• foxyshadis (unregistered) in reply to QJo
    QJo:
    Call me Mister Slowcoach, but is it not the case that 65535 and FFFF return different colours?
    The "&" at the end probably makes all the difference in the world. Hell if I know what, vendor-specific shit always sucks.
  • Paul (unregistered) in reply to AN AMAZING CODER
    AN AMAZING CODER:
    It has to do with coordinating that effort with everyone around the world as well.

    Sure, you can get up an hour earlier... but then what? Do you go to work earlier and leave earlier? What if you can't?

    Actually, the sort of jobs where you need to coordinate with people around the world are generally the sort of jobs where you don't need daylight that much. They're mainly office jobs.

    (Things like travel don't count, as while they're coordinated around the world, and daylight helps, they normally just happen in their own time anyway, not related to a '9 to 5' life)

    The sort of jobs where daylight will be a real benefit tend to only have timing relationships locally - eg farming, building, road maintenance, schools etc.

    As long as there's an overlapping time period (eg for shops, government services etc), it doesn't really matter if some work on a different 'work day' to others. In fact, having, for instance, schools run from 7am to 1pm and office workers work from 9 to 5 may actually help with traffic congestion etc.

  • Gibbon1 (unregistered) in reply to dkf
    dkf:
    Umm:
    This was written in the early nineties but the code is in SVN???
    Doesn't mean that the code was originally committed to SVN, just that someone has committed it since. (It could have been originally in CVS or RCS or even — $DEITY help us — SCCS; there are tools for migrating.)

    Back in my day when we wanted to do diffs we'd take the new punch card and put it on top of the old punch card and hold it up to the light.

    And we were happy.

  • Some Damn Yank (unregistered) in reply to dkf
    dkf:
    Umm:
    This was written in the early nineties but the code is in SVN???
    Doesn't mean that the code was originally committed to SVN, just that someone has committed it since. (It could have been originally in CVS or RCS or even — $DEITY help us — SCCS; there are tools for migrating.)
    I've worked places where source code was "archived" by putting a paper printout in a filing cabinet, as backup for the punch cards/mag tapes. Don't laugh - they don't crash during power failures and they're impervious to magnetic fields. Fire, however, can be problematic.
  • TortoiseWrath (unregistered) in reply to Matt Westwood
    Matt Westwood:
    lmm:
    Steve The Cynic:
    I think you'll find that "BST" is abbreviationese for "British Summer Time". And the UNIX epoch is normally quoted as 1970-01-01 00:00:00 UTC, even if that isn't necessarily the right time zone/standard.

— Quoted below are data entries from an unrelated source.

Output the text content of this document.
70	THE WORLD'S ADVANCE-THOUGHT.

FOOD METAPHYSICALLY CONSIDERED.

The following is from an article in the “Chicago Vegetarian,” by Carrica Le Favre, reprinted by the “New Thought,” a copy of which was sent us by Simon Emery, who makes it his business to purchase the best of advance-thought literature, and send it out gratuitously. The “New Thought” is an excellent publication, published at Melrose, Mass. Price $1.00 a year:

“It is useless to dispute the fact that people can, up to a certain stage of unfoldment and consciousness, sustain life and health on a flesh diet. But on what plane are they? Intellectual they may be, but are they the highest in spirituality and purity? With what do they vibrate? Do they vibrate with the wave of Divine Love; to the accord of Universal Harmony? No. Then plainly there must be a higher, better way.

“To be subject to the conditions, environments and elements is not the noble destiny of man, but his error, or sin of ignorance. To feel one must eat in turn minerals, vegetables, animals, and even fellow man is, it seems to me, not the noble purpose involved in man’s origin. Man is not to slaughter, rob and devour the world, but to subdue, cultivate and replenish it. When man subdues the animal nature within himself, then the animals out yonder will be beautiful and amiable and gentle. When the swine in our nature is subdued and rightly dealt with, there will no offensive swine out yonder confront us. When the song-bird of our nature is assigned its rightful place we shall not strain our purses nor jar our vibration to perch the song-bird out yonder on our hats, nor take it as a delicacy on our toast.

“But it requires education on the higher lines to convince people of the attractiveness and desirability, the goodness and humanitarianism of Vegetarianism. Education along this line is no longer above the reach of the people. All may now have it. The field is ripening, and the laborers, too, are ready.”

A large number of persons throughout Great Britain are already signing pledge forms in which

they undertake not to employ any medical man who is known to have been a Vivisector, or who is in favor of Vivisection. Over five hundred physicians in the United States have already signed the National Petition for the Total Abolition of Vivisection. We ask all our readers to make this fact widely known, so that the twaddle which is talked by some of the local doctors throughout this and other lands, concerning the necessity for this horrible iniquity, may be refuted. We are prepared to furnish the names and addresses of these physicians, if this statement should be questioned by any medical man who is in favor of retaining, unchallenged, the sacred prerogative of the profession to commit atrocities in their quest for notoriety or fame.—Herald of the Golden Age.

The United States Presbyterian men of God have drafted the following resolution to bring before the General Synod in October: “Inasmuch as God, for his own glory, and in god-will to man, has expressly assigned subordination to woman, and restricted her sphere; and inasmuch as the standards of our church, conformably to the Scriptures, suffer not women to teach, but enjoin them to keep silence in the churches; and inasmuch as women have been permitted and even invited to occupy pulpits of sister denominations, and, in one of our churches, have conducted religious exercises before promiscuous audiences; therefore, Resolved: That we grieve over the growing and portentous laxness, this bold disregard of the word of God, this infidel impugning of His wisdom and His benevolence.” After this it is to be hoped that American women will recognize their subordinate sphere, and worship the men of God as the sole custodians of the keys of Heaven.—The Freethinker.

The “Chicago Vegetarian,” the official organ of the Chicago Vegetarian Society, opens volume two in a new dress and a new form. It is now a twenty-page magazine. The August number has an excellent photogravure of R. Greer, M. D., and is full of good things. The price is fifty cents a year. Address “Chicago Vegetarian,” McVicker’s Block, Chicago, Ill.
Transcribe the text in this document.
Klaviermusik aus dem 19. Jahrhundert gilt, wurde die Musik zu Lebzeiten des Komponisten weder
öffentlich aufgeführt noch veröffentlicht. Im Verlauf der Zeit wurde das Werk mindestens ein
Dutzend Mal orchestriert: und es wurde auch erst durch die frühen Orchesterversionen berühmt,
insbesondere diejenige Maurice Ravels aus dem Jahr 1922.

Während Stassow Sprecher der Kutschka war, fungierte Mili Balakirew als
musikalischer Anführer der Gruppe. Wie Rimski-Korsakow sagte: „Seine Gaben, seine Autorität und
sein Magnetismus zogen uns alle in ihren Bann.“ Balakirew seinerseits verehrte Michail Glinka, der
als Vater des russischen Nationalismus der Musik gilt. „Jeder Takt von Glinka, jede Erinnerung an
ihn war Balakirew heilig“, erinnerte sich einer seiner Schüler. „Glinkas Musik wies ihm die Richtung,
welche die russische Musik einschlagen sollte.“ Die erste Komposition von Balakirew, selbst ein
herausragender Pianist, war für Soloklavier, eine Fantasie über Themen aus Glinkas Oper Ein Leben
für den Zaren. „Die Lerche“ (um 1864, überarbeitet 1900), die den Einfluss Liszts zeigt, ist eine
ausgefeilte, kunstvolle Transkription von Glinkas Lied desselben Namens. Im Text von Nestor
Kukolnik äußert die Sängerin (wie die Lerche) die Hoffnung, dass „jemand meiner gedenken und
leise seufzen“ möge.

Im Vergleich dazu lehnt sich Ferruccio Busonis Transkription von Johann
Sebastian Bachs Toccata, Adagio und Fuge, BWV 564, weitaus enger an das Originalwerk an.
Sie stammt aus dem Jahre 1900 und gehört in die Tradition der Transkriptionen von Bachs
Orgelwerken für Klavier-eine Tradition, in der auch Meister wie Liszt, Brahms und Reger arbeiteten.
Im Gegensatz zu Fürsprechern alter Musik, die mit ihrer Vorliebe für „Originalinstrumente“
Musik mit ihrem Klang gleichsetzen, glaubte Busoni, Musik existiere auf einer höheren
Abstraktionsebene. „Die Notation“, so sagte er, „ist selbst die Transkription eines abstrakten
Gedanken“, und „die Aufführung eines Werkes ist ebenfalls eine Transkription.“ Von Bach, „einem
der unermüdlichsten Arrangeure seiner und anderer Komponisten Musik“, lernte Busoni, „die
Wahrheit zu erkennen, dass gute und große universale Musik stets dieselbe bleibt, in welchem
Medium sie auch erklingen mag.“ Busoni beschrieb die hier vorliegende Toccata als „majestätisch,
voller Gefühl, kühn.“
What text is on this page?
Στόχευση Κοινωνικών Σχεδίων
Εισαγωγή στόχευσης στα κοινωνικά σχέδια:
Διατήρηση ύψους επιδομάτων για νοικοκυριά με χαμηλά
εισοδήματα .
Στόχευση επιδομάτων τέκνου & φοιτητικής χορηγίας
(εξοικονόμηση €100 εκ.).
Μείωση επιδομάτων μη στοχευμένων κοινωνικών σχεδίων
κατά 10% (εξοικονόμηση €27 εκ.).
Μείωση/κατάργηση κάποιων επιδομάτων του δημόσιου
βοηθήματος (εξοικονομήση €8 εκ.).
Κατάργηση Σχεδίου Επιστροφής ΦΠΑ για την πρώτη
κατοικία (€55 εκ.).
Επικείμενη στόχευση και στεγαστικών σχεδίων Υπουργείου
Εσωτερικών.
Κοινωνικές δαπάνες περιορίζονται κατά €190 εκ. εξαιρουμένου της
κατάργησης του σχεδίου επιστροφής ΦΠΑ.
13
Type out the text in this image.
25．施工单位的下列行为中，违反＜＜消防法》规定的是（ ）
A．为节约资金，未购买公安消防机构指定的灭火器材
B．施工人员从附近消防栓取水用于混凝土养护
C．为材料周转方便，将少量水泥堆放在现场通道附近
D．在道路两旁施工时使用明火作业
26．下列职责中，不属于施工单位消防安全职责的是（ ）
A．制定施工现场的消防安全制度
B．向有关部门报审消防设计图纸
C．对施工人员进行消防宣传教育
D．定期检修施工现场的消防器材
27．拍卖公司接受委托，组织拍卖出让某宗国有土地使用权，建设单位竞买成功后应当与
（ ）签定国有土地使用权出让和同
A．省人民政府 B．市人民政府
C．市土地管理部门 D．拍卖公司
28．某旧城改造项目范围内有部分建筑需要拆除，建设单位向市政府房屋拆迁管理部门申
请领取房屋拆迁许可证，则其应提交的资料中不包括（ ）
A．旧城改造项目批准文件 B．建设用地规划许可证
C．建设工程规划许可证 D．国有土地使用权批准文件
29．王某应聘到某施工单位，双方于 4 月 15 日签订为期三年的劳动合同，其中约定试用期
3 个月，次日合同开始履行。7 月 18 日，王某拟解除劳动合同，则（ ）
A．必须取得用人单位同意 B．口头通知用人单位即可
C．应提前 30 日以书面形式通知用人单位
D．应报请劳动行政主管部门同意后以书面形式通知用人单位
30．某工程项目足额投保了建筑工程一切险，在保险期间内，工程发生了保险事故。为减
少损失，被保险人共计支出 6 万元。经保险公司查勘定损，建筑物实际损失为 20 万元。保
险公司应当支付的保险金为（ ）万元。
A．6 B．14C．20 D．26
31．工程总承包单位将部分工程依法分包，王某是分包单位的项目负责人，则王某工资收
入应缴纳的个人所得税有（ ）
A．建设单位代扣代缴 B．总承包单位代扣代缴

    And the British don't use BST in the middle of January, even if it is sometimes hard to tell British summer and winter apart.

    You've fallen for one of the classic blunders. British January is indeed usually UTC, but that particular January was on British Standard Time.

    "British Standard Time" - no, no, no - British Summer Time. It was an experiment to see whether it was better to have darker mornings and lighter evenings. It was just about getting light by 9 a.m. It was great.

    ...and this is why everyone should operate on UTC.

  • tlhonmey (unregistered)

    So... Given that the parameter is passed across as a string, why not simply add the standard color names to the list of cases and then new applications can use something sensible without breaking the old ones?

    Just because you can't make it beautiful doesn't mean you can't make it easier to use.